A common development workflow for us is to checkout branch b, commit a bunch to it, then squash all those commits into one (still on b).

However, during the rebase -i process to squash all the commits, there are frequently conflicts at multiple steps.

I essentially want to alter the branch into one commit that represents the state of the repository at the time of the final commit on b

I've done some searching but I haven't found exactly what I'm looking for. I don't want to merge --squash because we would like to test the squashed feature branch before merging.

¿Fue útil?

Solución

If you don't need the commit information, then you could just do a soft reset. Then files remain as they were and when you commit, this commit will be on top of the commit you did reset to.

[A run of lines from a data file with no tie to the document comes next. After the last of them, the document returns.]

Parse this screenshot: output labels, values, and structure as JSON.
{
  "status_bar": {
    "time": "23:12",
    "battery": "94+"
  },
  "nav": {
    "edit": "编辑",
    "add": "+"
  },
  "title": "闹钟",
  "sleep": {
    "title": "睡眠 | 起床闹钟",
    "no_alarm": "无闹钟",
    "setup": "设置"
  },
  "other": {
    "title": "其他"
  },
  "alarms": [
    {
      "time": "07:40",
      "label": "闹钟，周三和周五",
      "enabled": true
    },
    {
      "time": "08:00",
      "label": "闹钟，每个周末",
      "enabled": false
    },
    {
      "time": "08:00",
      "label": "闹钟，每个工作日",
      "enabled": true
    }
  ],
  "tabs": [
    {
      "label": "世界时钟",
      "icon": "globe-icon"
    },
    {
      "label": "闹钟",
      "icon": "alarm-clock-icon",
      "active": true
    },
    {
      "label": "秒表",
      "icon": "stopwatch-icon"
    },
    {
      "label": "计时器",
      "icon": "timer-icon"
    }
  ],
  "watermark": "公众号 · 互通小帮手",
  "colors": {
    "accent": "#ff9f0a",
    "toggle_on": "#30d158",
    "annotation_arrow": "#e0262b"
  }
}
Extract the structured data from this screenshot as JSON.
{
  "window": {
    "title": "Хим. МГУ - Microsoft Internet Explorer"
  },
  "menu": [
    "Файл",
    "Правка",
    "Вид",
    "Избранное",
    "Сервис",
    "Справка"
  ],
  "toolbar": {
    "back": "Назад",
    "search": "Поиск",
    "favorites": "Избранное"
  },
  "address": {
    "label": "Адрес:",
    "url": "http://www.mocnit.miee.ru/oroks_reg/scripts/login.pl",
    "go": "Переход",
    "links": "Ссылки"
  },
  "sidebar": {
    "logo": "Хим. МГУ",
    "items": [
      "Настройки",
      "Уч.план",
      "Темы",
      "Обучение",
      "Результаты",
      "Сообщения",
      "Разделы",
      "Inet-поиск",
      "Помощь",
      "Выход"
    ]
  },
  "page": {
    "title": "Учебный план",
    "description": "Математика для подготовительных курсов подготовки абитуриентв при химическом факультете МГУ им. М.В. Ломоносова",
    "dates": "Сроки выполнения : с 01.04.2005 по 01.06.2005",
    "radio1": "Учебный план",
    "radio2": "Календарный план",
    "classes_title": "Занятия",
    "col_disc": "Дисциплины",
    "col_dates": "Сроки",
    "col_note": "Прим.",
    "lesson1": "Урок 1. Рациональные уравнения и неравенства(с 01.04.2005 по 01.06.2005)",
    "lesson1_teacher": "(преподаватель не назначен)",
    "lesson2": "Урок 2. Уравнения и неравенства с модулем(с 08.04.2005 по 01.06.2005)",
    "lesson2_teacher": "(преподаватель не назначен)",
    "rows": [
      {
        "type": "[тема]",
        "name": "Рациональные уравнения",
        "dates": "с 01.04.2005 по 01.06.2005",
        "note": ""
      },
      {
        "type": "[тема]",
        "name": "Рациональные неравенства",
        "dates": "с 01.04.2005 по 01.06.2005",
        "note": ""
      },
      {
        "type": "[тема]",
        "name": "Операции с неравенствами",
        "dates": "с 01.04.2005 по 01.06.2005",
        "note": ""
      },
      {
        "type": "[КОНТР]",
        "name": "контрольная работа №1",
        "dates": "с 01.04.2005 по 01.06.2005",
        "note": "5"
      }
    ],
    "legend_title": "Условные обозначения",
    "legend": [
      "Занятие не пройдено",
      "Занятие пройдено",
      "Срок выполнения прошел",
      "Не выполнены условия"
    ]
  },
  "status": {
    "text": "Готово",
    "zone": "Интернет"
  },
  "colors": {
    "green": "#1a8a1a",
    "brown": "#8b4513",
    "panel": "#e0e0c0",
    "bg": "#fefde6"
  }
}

To find the commit to reset to:

git merge-base HEAD BRANCH_YOU_BRANCHED_FROM

Then

git reset --soft COMMIT_HASH

Then re-craft the commit, perhaps:

git commit -am 'This is the new re-created one commit'

Otros consejos

This is simlar to the answer from Rasmus but broken down into three steps that should always work:

$ git merge feature1
$ git reset --soft HEAD@{1}
$ git commit -c feature1

Explanation:

  1. merge and resolve conflicts
  2. keep changes staged but reset to old head
  3. commit all changes using commit message and author from feature branch latest commit

I've created a tool specifically for this task:

https://github.com/sheerun/git-squash

For example you can call following to squash all commits from "master" commit up to HEAD, no matter how many conflicts there would be along the way:

git squash master

It's basically what GitHub does when you "squash and merge" pull request.